What Are the Ethical Issues?

  1. How can Bob balance his loyalties to his superior and to the company with the right of customers to receive accurate information?
  2. To what extent should Beth be allowed to disseminate information to prospective customers when it deviates from company materials?
  3. To what extent should Beth be allowed to dictate to Bob the information he conveys to his prospective customers, especially when it deviates from company materials and he has reason to suspect its accuracy?
  4. If the information Beth is disseminating is accurate and the result of her own research and experience, what is her obligation to share this information with others in the company?

Who Are the Primary Stakeholders?

  • Beth Roberts
  • Bob Anderson
  • Customers and prospective customers of Thompson Security Systems
  • Competitors of Thompson Security Systems
  • All employees of Thompson Security Systems
  • The owners of Thompson Security Systems

What Are the Possible Alternatives?

  1. Bob could tell Beth that he questions the information and doesn’t feel       comfortable in presenting it to prospects.
  2. Bob could tell Beth that he simply forgot to include the information and agree to do so in future presentations:
  • And then “go along” and present the questionable information in future calls.
  • Or, agree to present the information but do so only when Beth is present.
  • And/or “blow the whistle” by reporting the situation to Beth’s superior or others in the company.
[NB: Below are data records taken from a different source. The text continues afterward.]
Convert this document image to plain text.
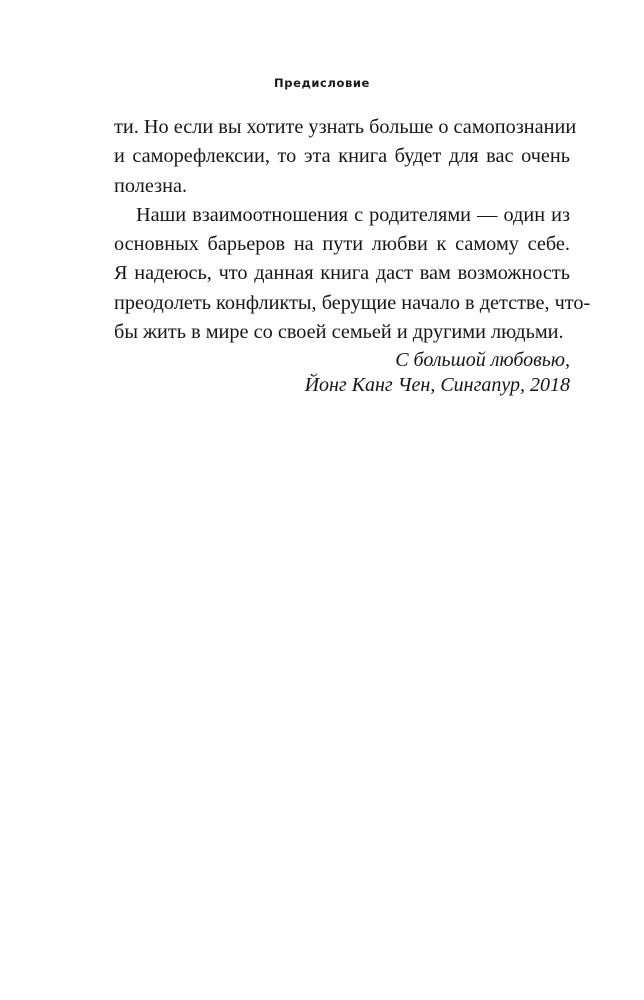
Предисловие
ти. Но если вы хотите узнать больше о самопознании
и саморефлексии, то эта книга будет для вас очень
полезна.
Наши взаимоотношения с родителями — один из
основных барьеров на пути любви к самому себе.
Я надеюсь, что данная книга даст вам возможность
преодолеть конфликты, берущие начало в детстве, что-
бы жить в мире со своей семьей и другими людьми.
С большой любовью,
Йонг Канг Чен, Сингапур, 2018
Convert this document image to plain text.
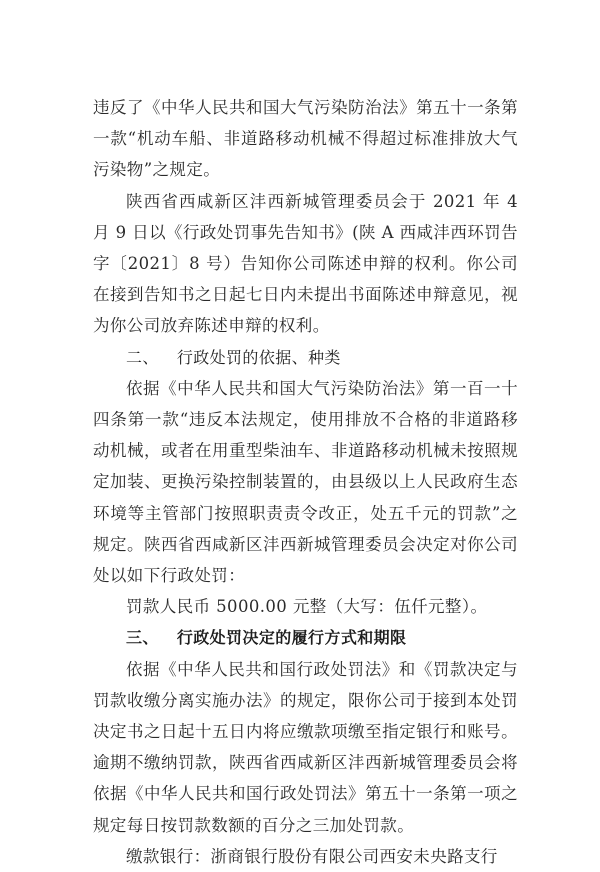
违反了《中华人民共和国大气污染防治法》第五十一条第一款“机动车船、非道路移动机械不得超过标准排放大气污染物”之规定。

陕西省西咸新区沣西新城管理委员会于 2021 年 4 月 9 日以《行政处罚事先告知书》(陕 A 西咸沣西环罚告字〔2021〕8 号）告知你公司陈述申辩的权利。你公司在接到告知书之日起七日内未提出书面陈述申辩意见，视为你公司放弃陈述申辩的权利。

二、 行政处罚的依据、种类

依据《中华人民共和国大气污染防治法》第一百一十四条第一款“违反本法规定，使用排放不合格的非道路移动机械，或者在用重型柴油车、非道路移动机械未按照规定加装、更换污染控制装置的，由县级以上人民政府生态环境等主管部门按照职责责令改正，处五千元的罚款”之规定。陕西省西咸新区沣西新城管理委员会决定对你公司处以如下行政处罚：

罚款人民币 5000.00 元整（大写：伍仟元整）。

三、 行政处罚决定的履行方式和期限

依据《中华人民共和国行政处罚法》和《罚款决定与罚款收缴分离实施办法》的规定，限你公司于接到本处罚决定书之日起十五日内将应缴款项缴至指定银行和账号。逾期不缴纳罚款，陕西省西咸新区沣西新城管理委员会将依据《中华人民共和国行政处罚法》第五十一条第一项之规定每日按罚款数额的百分之三加处罚款。

缴款银行：浙商银行股份有限公司西安未央路支行
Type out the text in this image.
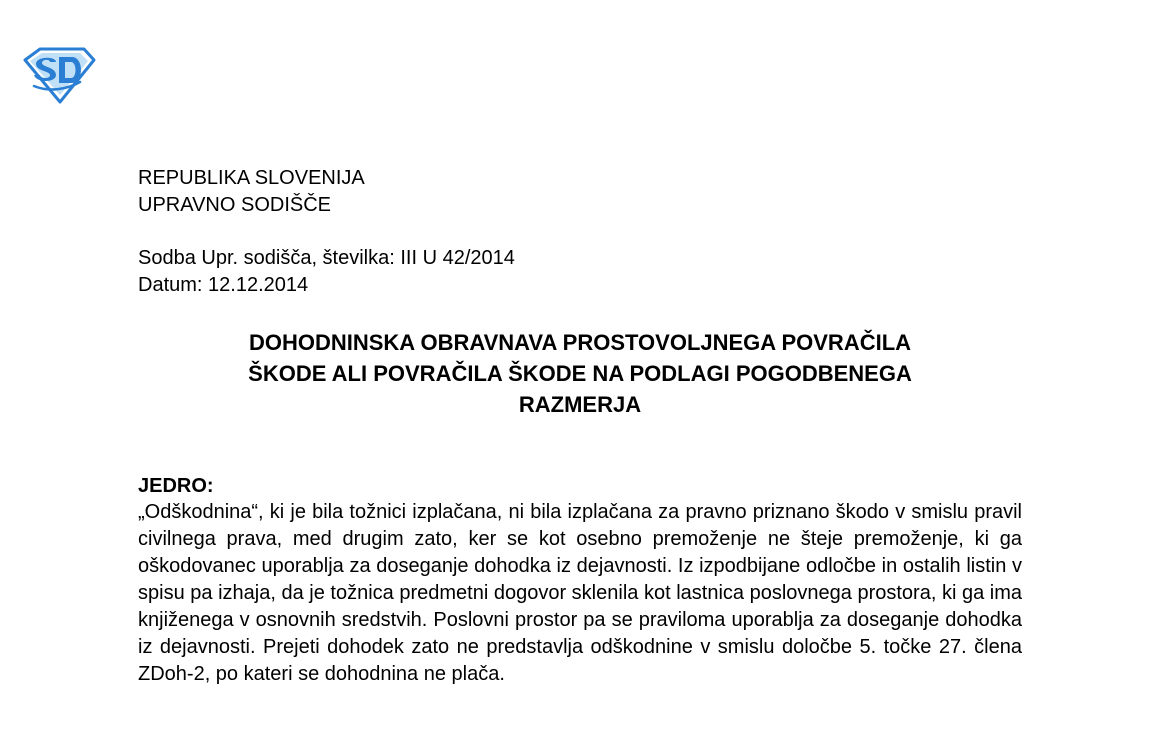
REPUBLIKA SLOVENIJA
UPRAVNO SODIŠČE
Sodba Upr. sodišča, številka: III U 42/2014
Datum: 12.12.2014
DOHODNINSKA OBRAVNAVA PROSTOVOLJNEGA POVRAČILA
ŠKODE ALI POVRAČILA ŠKODE NA PODLAGI POGODBENEGA
RAZMERJA
JEDRO:

„Odškodnina“, ki je bila tožnici izplačana, ni bila izplačana za pravno priznano škodo v smislu pravil civilnega prava, med drugim zato, ker se kot osebno premoženje ne šteje premoženje, ki ga oškodovanec uporablja za doseganje dohodka iz dejavnosti. Iz izpodbijane odločbe in ostalih listin v spisu pa izhaja, da je tožnica predmetni dogovor sklenila kot lastnica poslovnega prostora, ki ga ima knjiženega v osnovnih sredstvih. Poslovni prostor pa se praviloma uporablja za doseganje dohodka iz dejavnosti. Prejeti dohodek zato ne predstavlja odškodnine v smislu določbe 5. točke 27. člena ZDoh-2, po kateri se dohodnina ne plača.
What Are the Ethics of the Alternatives?

  • Ask questions based on a “utilitarian” perspective (costs and benefits). For example:
  1. What possible alternative would provide the greatest good to the greatest number?
  2. How can costs be measured in this scenario?
  • If the information is inaccurate: How

much value can be placed on disclosure of information to customers? How much value should be placed promoting the careers of women like Beth in the company’s management? Does higher management know that Beth uses deception to enhance her productivity? If so, are they endorsing the practice through their silence? Given that the equipment is leased and not sold, what will the financial impact be for Thompson if customers discover the deception? What will the impact be on Thompson’s competitors? On the safety and welfare of its customers?
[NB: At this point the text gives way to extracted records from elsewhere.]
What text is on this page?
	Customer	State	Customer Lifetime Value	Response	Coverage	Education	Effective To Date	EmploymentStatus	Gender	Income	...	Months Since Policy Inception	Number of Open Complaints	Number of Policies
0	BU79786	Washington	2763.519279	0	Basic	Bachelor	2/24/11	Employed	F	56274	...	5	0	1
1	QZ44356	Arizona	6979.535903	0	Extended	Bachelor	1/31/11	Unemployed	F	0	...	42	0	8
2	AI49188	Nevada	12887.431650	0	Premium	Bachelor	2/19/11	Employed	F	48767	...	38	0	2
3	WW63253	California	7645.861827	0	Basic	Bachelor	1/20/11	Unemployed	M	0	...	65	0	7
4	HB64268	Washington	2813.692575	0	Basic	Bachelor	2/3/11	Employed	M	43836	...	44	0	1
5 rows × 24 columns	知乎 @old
  • If the information is accurate: What are Beth’s rights to keep to herself information that she has acquired through her own diligence? What is her obligation to share this with other managers and employees of the company? Will it harm her career to share this information unselfishly with “competing” managers on the same career track?
  • Ask questions based on the “rights” perspective. For example:
  1. What do each of the primary stakeholders have the right to expect?
  • What are Beth’s rights as a supervisor?
  • What are Bob’s rights as an employee?
  • What rights do Thompson customers have here?
  • What rights do Thompson competitors have here?
  1. What obligations do the stakeholders owe one another?
  • What are Beth’s obligations as a supervisor?
  • What are Bob’s obligations as an employee? How is he to balance his obligations to the company with his loyalty to Beth? How about his obligations to customers and prospects?
  • Ask questions based on the “distributive justice”
    perspective (benefits and burdens). For example:
  1. Which alternative most fairly distributes the benefits and burdens among the various stakeholders?
  2. Which stakeholders carry the greatest burden if Bob “goes along” and does nothing?

What Are the Practical Constraints?

  1. Directly or indirectly accusing Beth of dishonesty is not likely to improve Bob’s first performance appraisal.
  2. Bob has his suspicions but no direct knowledge as to the truthfulness of Beth’s claims. He doesn’t have the depth of her experience with the firm, its products, and its customers.
  3. Bob is sitting beside Beth in the car, and she is waiting for an answer. He has to answer with something now.

What Actions Should Be Taken?

  1. What should Bob say? What should Bob do?
  2. What would you say and do if you were Bob sitting in that car? Why would you make that choice?
  3. Which framework of moral reasoning (utilitarian, rights, distributive justice) makes the most sense to you as a means of resolving this dilemma?